28-year old Nigel Medlin, of Rockholds, received just over 18-years, according to prosecutors.
Both men had previously pleaded guilty.
According to their plea agreements, on April 2, 2017, Medlin, 33-year old Sean Fredrick, a second defendant, and a third defendant, 34-year old Eric Wayne Collins, kidnapped three victims, for the purpose of assaulting one victim because of a missing truck, according to prosecutors.
Medlin admitted to contacting the victim through Facebook Messenger and arranging a meeting in the Walmart parking lot in London, by pretending to buy methamphetamine. The three admitted to waiting on the victim, who arrived to the parking lot with two others, according to investigators.
Medlin and others approached the three victims and instructed one to get in the backseat of the vehicle, then sitting on either side. They instructed one of the other victims to drive the vehicle down I-75, to Jones’ home in Laurel County, according to prosecutors.
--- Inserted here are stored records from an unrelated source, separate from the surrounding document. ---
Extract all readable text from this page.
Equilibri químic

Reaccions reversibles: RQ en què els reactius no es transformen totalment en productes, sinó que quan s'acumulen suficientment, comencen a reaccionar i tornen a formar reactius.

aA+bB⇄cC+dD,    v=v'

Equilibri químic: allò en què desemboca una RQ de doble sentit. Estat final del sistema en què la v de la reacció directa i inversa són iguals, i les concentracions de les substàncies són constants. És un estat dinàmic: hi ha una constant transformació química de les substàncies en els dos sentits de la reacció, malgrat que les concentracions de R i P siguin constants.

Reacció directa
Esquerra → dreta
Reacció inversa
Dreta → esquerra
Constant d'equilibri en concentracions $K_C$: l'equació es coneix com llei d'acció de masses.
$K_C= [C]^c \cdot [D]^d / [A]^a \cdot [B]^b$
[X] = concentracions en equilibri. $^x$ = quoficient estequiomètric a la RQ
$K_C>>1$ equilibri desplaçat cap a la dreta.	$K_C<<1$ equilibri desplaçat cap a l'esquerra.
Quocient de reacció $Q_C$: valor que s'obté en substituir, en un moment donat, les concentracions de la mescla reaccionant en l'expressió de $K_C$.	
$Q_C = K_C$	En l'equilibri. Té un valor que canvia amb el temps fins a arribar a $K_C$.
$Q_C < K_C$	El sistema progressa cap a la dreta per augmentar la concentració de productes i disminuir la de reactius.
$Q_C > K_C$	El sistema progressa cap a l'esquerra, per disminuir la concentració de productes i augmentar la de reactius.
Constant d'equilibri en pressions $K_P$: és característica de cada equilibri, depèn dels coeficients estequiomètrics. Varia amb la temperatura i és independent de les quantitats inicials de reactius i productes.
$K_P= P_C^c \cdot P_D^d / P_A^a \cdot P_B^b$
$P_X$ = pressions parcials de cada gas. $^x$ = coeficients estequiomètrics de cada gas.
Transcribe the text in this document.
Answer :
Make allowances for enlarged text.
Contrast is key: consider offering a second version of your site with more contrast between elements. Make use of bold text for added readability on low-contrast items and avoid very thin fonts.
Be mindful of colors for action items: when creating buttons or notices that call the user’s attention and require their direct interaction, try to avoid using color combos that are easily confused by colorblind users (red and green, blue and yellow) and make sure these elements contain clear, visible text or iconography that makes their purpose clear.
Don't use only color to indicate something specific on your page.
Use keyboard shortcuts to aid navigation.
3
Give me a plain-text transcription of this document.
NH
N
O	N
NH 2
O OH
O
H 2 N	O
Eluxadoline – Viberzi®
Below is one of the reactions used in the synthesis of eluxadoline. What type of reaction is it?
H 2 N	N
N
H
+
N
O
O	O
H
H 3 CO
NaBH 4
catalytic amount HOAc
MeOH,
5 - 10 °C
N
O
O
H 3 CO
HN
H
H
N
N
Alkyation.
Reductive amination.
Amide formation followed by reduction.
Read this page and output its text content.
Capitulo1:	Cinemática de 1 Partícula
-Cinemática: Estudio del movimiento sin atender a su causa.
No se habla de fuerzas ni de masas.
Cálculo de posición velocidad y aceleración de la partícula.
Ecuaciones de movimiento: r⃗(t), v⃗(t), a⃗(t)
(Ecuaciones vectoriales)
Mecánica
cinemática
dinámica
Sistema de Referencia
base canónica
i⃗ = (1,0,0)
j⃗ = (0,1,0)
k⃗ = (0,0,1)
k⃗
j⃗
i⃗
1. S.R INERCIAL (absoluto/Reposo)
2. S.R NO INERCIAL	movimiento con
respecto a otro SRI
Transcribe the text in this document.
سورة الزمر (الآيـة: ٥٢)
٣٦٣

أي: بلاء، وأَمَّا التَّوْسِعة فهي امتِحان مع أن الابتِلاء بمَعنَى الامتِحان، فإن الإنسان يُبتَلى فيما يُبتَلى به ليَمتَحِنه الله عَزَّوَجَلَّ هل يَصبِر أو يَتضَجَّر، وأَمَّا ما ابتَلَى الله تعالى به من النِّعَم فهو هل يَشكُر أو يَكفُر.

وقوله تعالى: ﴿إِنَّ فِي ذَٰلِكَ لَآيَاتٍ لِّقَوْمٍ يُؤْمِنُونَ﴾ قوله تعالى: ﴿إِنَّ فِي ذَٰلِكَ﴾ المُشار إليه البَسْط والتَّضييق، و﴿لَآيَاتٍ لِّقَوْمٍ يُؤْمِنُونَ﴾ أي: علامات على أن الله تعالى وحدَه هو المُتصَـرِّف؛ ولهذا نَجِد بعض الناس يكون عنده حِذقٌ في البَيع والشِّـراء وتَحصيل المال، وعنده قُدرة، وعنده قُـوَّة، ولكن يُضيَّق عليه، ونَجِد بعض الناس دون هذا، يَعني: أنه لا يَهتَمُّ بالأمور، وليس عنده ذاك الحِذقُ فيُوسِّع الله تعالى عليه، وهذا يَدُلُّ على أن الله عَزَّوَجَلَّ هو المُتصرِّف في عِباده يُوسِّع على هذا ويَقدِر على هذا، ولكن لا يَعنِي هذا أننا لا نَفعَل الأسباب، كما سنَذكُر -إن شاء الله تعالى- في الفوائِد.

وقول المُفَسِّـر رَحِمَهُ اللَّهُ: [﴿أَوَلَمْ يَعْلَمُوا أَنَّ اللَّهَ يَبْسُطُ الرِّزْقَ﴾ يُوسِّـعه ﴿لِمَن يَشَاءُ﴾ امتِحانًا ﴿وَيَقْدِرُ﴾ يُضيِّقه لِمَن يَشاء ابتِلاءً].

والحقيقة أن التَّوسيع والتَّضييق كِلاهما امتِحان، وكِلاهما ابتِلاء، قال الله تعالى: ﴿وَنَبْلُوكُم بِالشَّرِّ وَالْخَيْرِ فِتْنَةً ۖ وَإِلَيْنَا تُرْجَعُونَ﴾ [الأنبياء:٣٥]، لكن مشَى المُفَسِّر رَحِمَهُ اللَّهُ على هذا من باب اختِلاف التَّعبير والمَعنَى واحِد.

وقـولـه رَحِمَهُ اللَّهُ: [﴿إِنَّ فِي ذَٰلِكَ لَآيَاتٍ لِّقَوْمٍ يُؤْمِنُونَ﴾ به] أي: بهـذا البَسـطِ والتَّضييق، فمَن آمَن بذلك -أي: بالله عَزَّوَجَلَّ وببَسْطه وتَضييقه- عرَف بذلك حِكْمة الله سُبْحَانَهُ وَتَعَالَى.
At Jones’ house, Collins and Medlin took the victims to a home behind Jones’ house, where they tied and bound one victim. Collins, Fredrick, Jones, and Medlin all took turns physically assaulting the victim, breaking his jaw and hanging a metal logging chain around his neck; Collins then admitted to using pliers to pull several of his teeth. They also forced the victim to ingest the meth that he had brought to sell, according to investigators.
The four defendants told the victims that, if they went to the police or told anyone about what had happened, they would kill them, according to court documents.
Fredrick pleaded guilty in March 2019. Collins and Medlin pleaded guilty in July 2019. Jones pleaded guilty in August 2019. Fredrick is scheduled to be sentenced on April 14, 2020, and Collins is scheduled to be sentenced on May 12, 2020, according to court documents.
Under federal law, the defendants must serve 85 percent of their prison sentences and will be under the supervision of the U.S. Probation Office for five years.